Other Breast Cancer Findings
Results from the phase III CCTGMA.32 trial, which examined the role of the diabetes drug metformin on outcomes (e.g., invasive disease-free survival; overall survival, etc.) in early-stage breast cancer were presented. We learned that metformin did not improve outcomes in patients with early-stage breast cancer regardless of hormone receptor status. There was, however, an interesting exploratory finding that metformin may have a beneficial effect in HER2-positive early-stage breast cancer, specifically in the approximately 70% of HER2-positive individuals in the trial who possess a least one C allele of a prespecified ATM-associated single-nucleotide polymorphism (SNP) [this reflects a normal variation in a particular gene]. It is important to note however that this finding requires replication in a prospective study.

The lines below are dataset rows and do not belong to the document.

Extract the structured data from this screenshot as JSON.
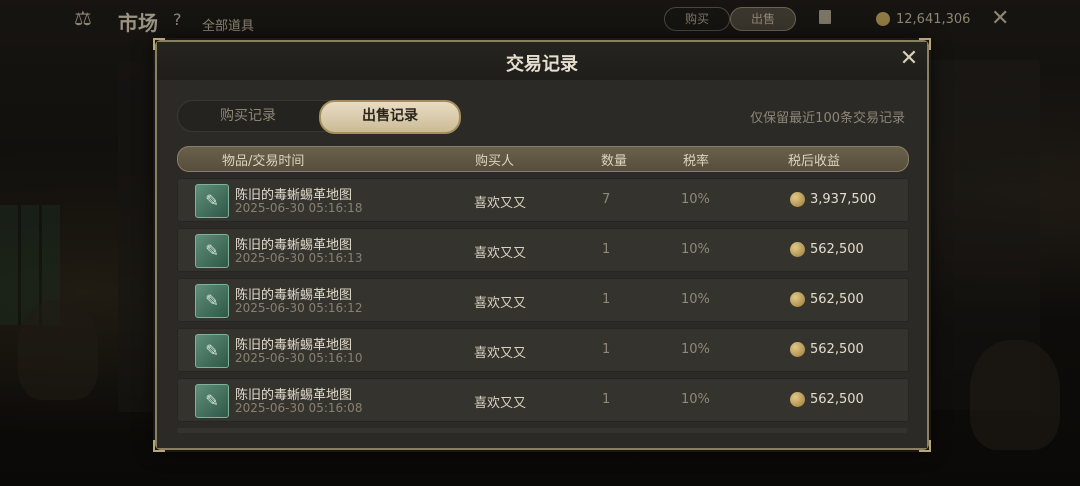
{
  "topbar": {
    "scale_icon": "⚖",
    "title": "市场",
    "help": "?",
    "all_items": "全部道具",
    "tab_buy": "购买",
    "tab_sell": "出售",
    "currency": "12,641,306",
    "close": "✕"
  },
  "modal": {
    "title": "交易记录",
    "close": "✕",
    "tabs": {
      "buy": "购买记录",
      "sell": "出售记录"
    },
    "note": "仅保留最近100条交易记录",
    "headers": {
      "item_time": "物品/交易时间",
      "buyer": "购买人",
      "quantity": "数量",
      "tax_rate": "税率",
      "income": "税后收益"
    },
    "rows": [
      {
        "name": "陈旧的毒蜥蜴革地图",
        "time": "2025-06-30 05:16:18",
        "buyer": "喜欢又又",
        "quantity": "7",
        "tax": "10%",
        "income": "3,937,500"
      },
      {
        "name": "陈旧的毒蜥蜴革地图",
        "time": "2025-06-30 05:16:13",
        "buyer": "喜欢又又",
        "quantity": "1",
        "tax": "10%",
        "income": "562,500"
      },
      {
        "name": "陈旧的毒蜥蜴革地图",
        "time": "2025-06-30 05:16:12",
        "buyer": "喜欢又又",
        "quantity": "1",
        "tax": "10%",
        "income": "562,500"
      },
      {
        "name": "陈旧的毒蜥蜴革地图",
        "time": "2025-06-30 05:16:10",
        "buyer": "喜欢又又",
        "quantity": "1",
        "tax": "10%",
        "income": "562,500"
      },
      {
        "name": "陈旧的毒蜥蜴革地图",
        "time": "2025-06-30 05:16:08",
        "buyer": "喜欢又又",
        "quantity": "1",
        "tax": "10%",
        "income": "562,500"
      }
    ]
  },
  "icons": {
    "item": "scroll-map-icon",
    "coin": "gold-coin-icon"
  },
  "colors": {
    "accent_gold": "#a48e5c",
    "panel": "#2d2b27",
    "item_icon": "#4f8572"
  }
}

Overdiagnosis From Mammographic Screening in the United States
Breast cancer overdiagnosis is the mammographic detection of breast cancers that would not have caused symptoms or other harms in a woman’s remaining lifetime. There are two primary sources of overdiagnosis. One is the detection of non-progressive cancers, and the other is the detection of progressive cancers that would not have become symptomatic before death from a breast cancer unrelated cause. In a study presented at SABCS 2021, investigators from Duke University presented data from a recent analysis of the estimate of overdiagnosis in mammography screening in the United States. The investigators discussed two common approaches that have been used in past studies to estimate overdiagnosis. The first method is called the “excess incidence” approach, which relies on the empirical comparison of cancer incidence in screened vs. unscreened individuals. The second approach is modeling-based and uses estimates of tumor latency from incidence patterns of screened participants and generates overdiagnosis estimates making assumptions about competition from other causes of mortality. The current study employed a modeling approach and used contemporary screening data (2000 – 2018) from the breast cancer surveillance consortium including women 50-74 years of age, assuming biennial screening. The results of this analysis suggested that approximately 15.3% of all screen-detected breast cancers are overdiagnosed, with approximately 6% being non-progressive cancers and 9.3% being progressive cancers that would not have resulted in death before death from another cause. The model estimates of overdiagnosis also varied by screening round with the risk of overdiagnosis at a woman’s first screening beginning at 50 years of age being approximately 11.5% compared with 23.6% for a woman’s last screening at 74 years of age. Thus, according to this model, the risk of overdiagnosis increases with each successive screening a woman undergoes. The model results were similar when assuming annual screening. One question not addressed in the present analysis was what the estimates of overdiagnosis are when you consider screening that begins at age 40 or 45 years. More study will hopefully answer this question.